Michigan voters spoke loudly and clearly for wolves today. They repealed two dangerous laws that sought to establish a trophy hunting season on the state’s fragile wolf population and to strip voters’ right to have a say on wildlife issues, including the wolf hunt. Not only is this a win for wolves in Michigan, it is a win for all of our nation’s wolves — this was the first statewide vote on wolf hunting in any state since wolves were stripped of their federal protections.
On the down side, it appears that Maine’s Question 1 – to ban bear baiting, hounding, and trapping – may go down to a narrow defeat. It was very difficult to overcome the active involvement and spending by the state government, which caused so much confusion for voters despite Maine being the only state to rely on all these extreme hunting methods. It was an unprecedented infusion of state resources into a political campaign that was based on fear and scare tactics.
There seemed to be a consensus building that trapping and hounding of bears are unacceptable, and even many opponents of Question 1 acknowledged that these two practices are inhumane and unnecessary. Lawmakers and the hunting lobby must address this, or they’ll be inviting another initiative in short order. In fact, our polling showed a narrow majority of people wanted to ban all three practices, but a substantial percentage of people were “wrong way” voters – casting “no” votes even though they intended to stop inhumane and unsporting practices.

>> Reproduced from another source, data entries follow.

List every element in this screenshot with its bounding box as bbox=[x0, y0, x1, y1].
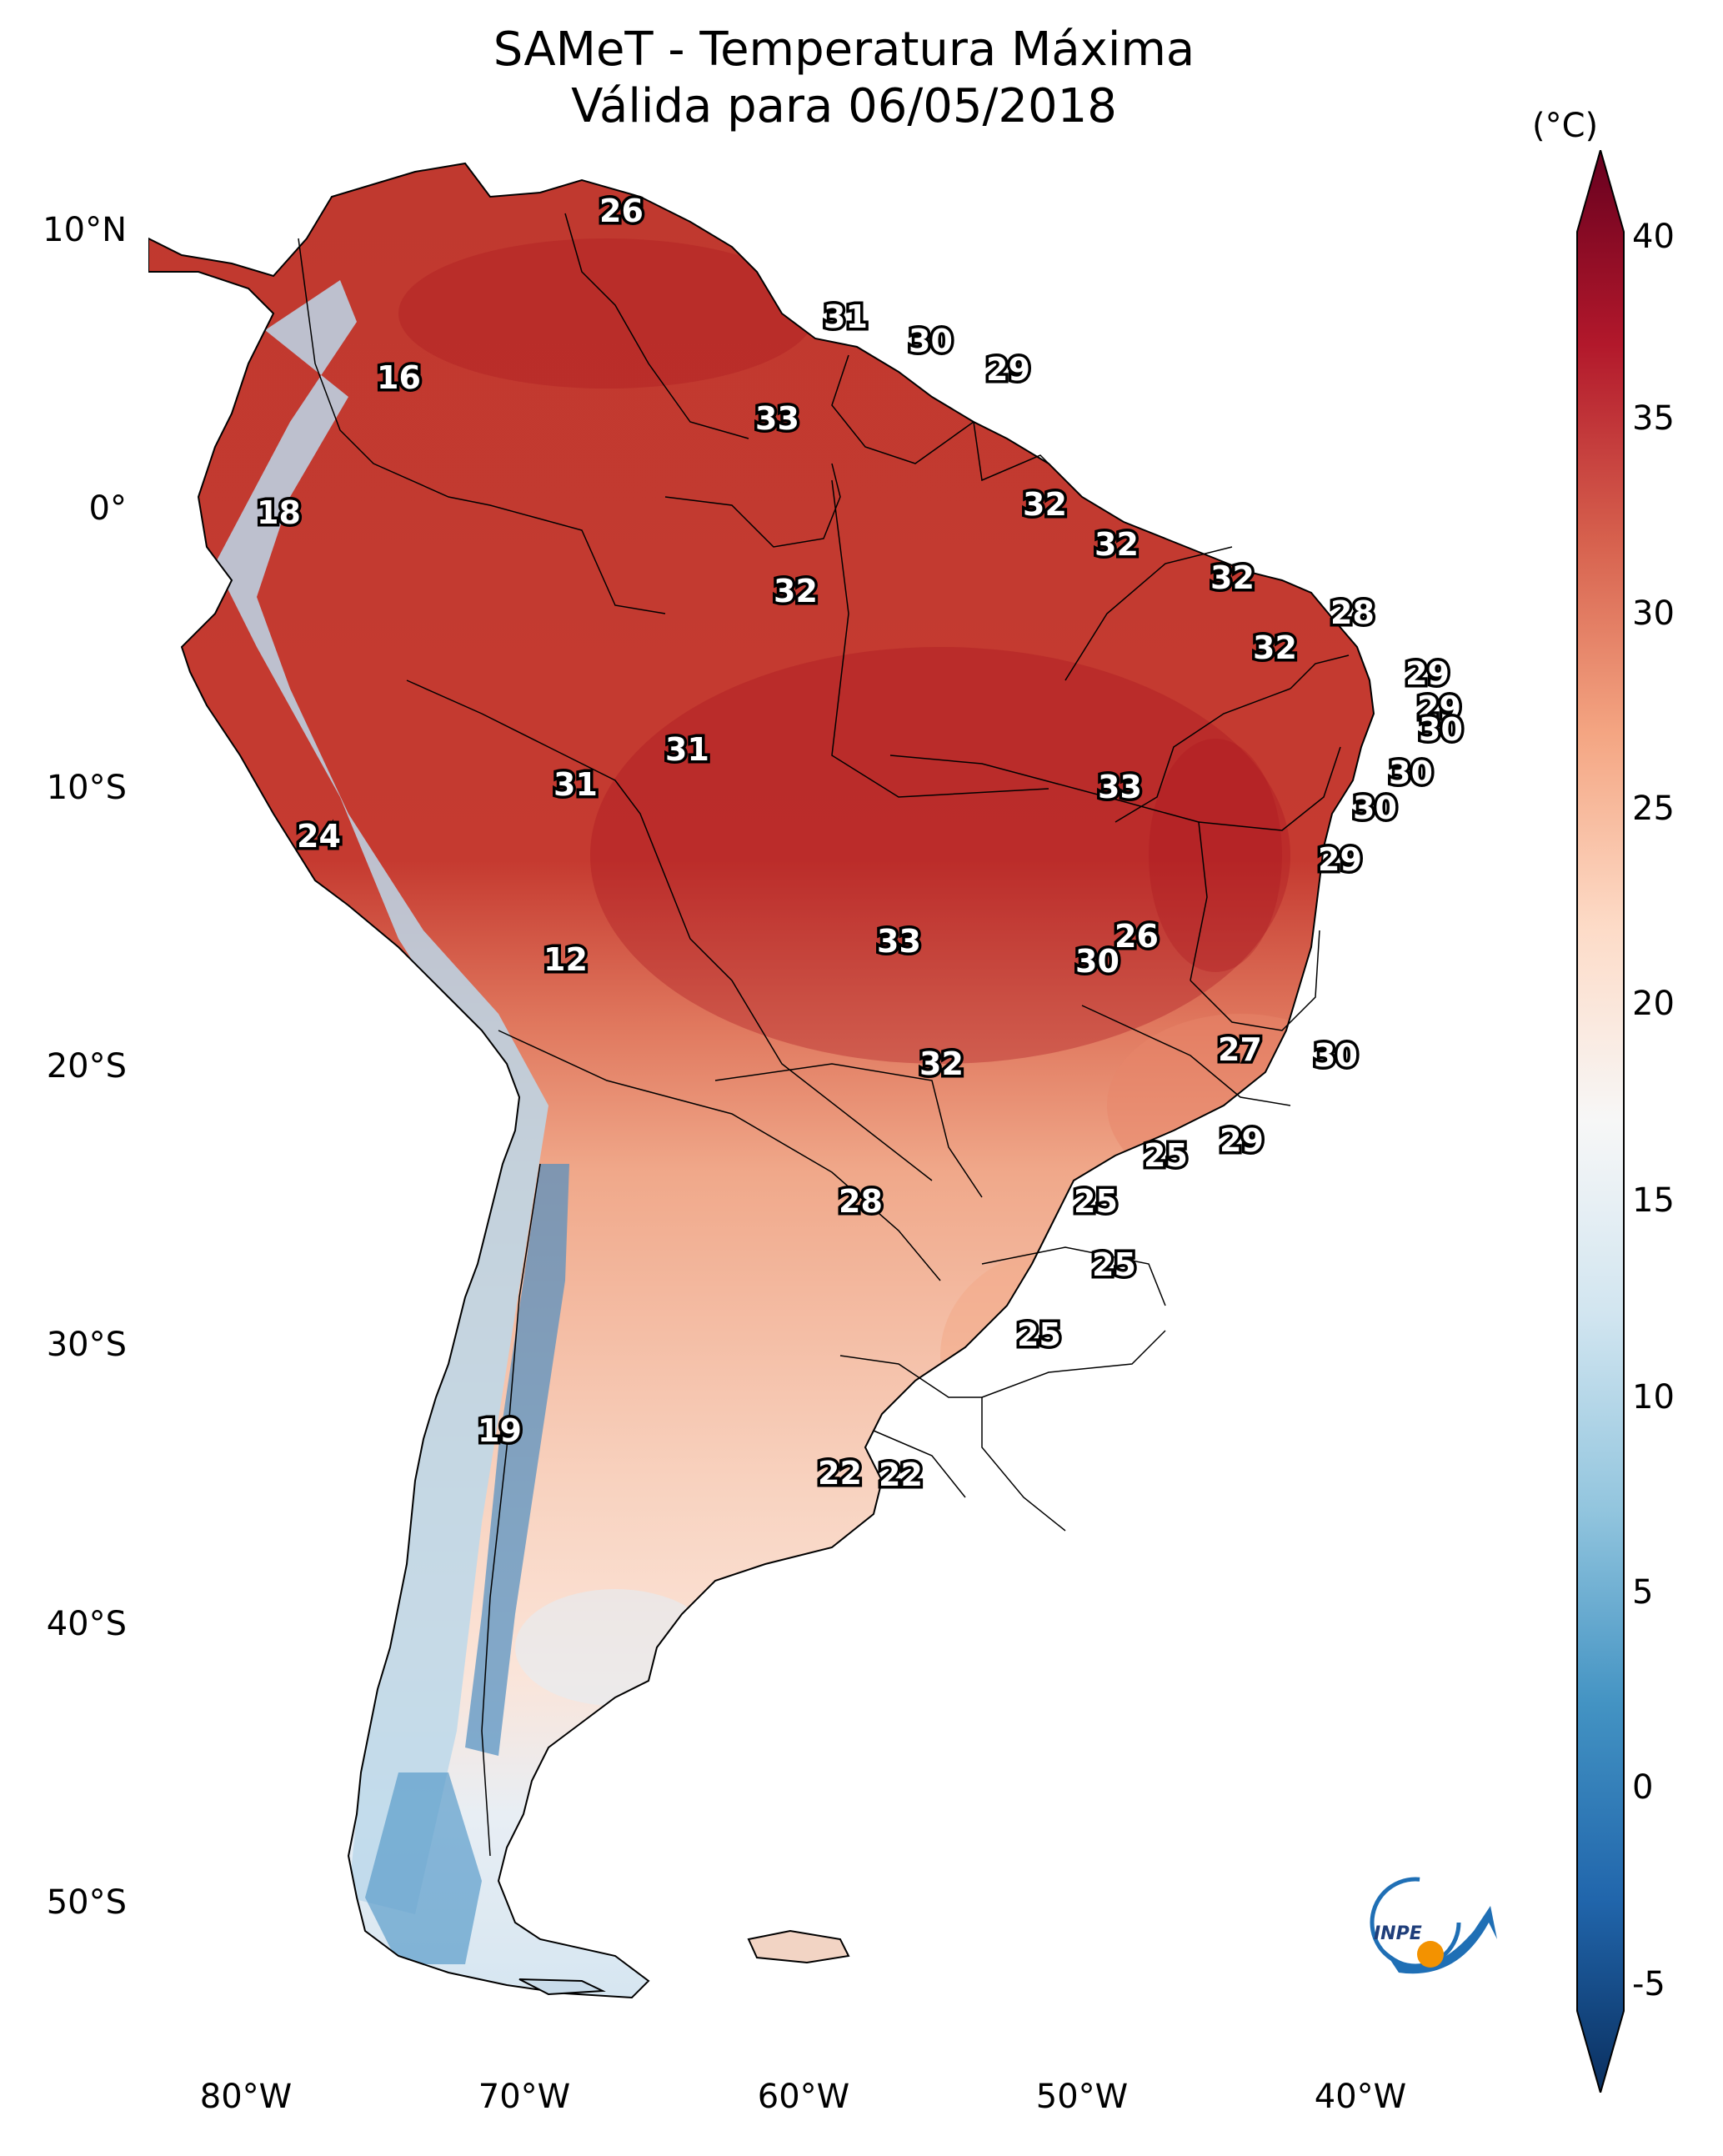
station-value: 22 bbox=[879, 1457, 923, 1493]
lat-label-0: 0° bbox=[88, 489, 127, 528]
station-value: 32 bbox=[919, 1045, 964, 1082]
station-value: 33 bbox=[877, 923, 921, 960]
station-value: 28 bbox=[1330, 594, 1375, 631]
station-value: 31 bbox=[665, 731, 709, 768]
lon-label-50w: 50°W bbox=[1035, 2078, 1129, 2116]
station-value: 12 bbox=[543, 941, 588, 978]
lat-label-10n: 10°N bbox=[43, 211, 127, 249]
colorbar-tick-0: 0 bbox=[1632, 1768, 1654, 1807]
colorbar-tick-20: 20 bbox=[1632, 985, 1675, 1023]
station-value: 29 bbox=[1417, 689, 1461, 726]
lat-label-40s: 40°S bbox=[46, 1605, 127, 1643]
colorbar-tick-40: 40 bbox=[1632, 218, 1675, 256]
station-value: 30 bbox=[909, 323, 953, 359]
station-value: 29 bbox=[1405, 655, 1450, 692]
station-value: 29 bbox=[1318, 841, 1362, 878]
temperature-map: 26 31 30 29 16 33 18 32 32 32 32 28 32 2… bbox=[148, 147, 1540, 2063]
map-subtitle: Válida para 06/05/2018 bbox=[571, 79, 1117, 133]
station-value: 26 bbox=[599, 193, 644, 229]
map-title: SAMeT - Temperatura Máxima bbox=[493, 23, 1195, 77]
colorbar-tick-35: 35 bbox=[1632, 399, 1675, 438]
station-value: 25 bbox=[1074, 1183, 1118, 1220]
station-value: 25 bbox=[1017, 1316, 1061, 1353]
station-value: 18 bbox=[257, 494, 301, 531]
colorbar bbox=[1576, 150, 1625, 2093]
station-value: 32 bbox=[1210, 559, 1255, 596]
colorbar-tick-5: 5 bbox=[1632, 1573, 1654, 1612]
station-value: 32 bbox=[1023, 486, 1067, 523]
station-value: 30 bbox=[1075, 943, 1119, 980]
station-value: 33 bbox=[1098, 769, 1142, 805]
lat-label-30s: 30°S bbox=[46, 1326, 127, 1364]
station-value: 29 bbox=[986, 351, 1030, 388]
station-value: 30 bbox=[1389, 755, 1433, 791]
station-value: 16 bbox=[377, 359, 421, 396]
lat-label-10s: 10°S bbox=[46, 769, 127, 807]
colorbar-tick-30: 30 bbox=[1632, 594, 1675, 633]
station-value: 24 bbox=[297, 818, 341, 855]
lon-label-80w: 80°W bbox=[199, 2078, 293, 2116]
lon-label-40w: 40°W bbox=[1314, 2078, 1407, 2116]
station-value: 31 bbox=[553, 766, 598, 803]
colorbar-tick-25: 25 bbox=[1632, 790, 1675, 828]
station-value: 28 bbox=[839, 1183, 883, 1220]
station-value: 29 bbox=[1220, 1122, 1264, 1159]
station-value: 19 bbox=[478, 1412, 522, 1449]
station-value: 32 bbox=[774, 573, 818, 609]
station-value-labels: 26 31 30 29 16 33 18 32 32 32 32 28 32 2… bbox=[254, 190, 1466, 1497]
colorbar-tick-10: 10 bbox=[1632, 1378, 1675, 1416]
station-value: 27 bbox=[1218, 1031, 1262, 1068]
station-value: 30 bbox=[1419, 711, 1463, 748]
lon-label-70w: 70°W bbox=[478, 2078, 571, 2116]
lat-label-50s: 50°S bbox=[46, 1883, 127, 1922]
station-value: 31 bbox=[824, 298, 868, 335]
station-value: 25 bbox=[1092, 1246, 1136, 1283]
station-value: 25 bbox=[1144, 1137, 1188, 1174]
inpe-logo-text: INPE bbox=[1374, 1923, 1422, 1944]
station-value: 22 bbox=[818, 1455, 862, 1492]
lat-label-20s: 20°S bbox=[46, 1047, 127, 1086]
colorbar-tick-minus5: -5 bbox=[1632, 1965, 1665, 2003]
station-value: 26 bbox=[1114, 918, 1159, 955]
station-value: 32 bbox=[1253, 629, 1297, 666]
station-value: 33 bbox=[755, 400, 799, 437]
colorbar-tick-15: 15 bbox=[1632, 1181, 1675, 1220]
lon-label-60w: 60°W bbox=[757, 2078, 850, 2116]
colorbar-unit: (°C) bbox=[1532, 107, 1599, 145]
station-value: 30 bbox=[1353, 790, 1397, 826]
station-value: 32 bbox=[1094, 526, 1139, 563]
station-value: 30 bbox=[1314, 1037, 1358, 1074]
inpe-logo: INPE bbox=[1370, 1877, 1497, 1974]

The closeness of the vote strongly suggests that the defeat of Question 1 is not a mandate to continue these inhumane, unfair, and unsporting hunting methods. We sincerely hope that Maine officials will look at the science-based and ethical thinking that has driven prohibitions on these hunting methods in other states, and come to the right conclusion in the future that these methods have no place in modern wildlife management.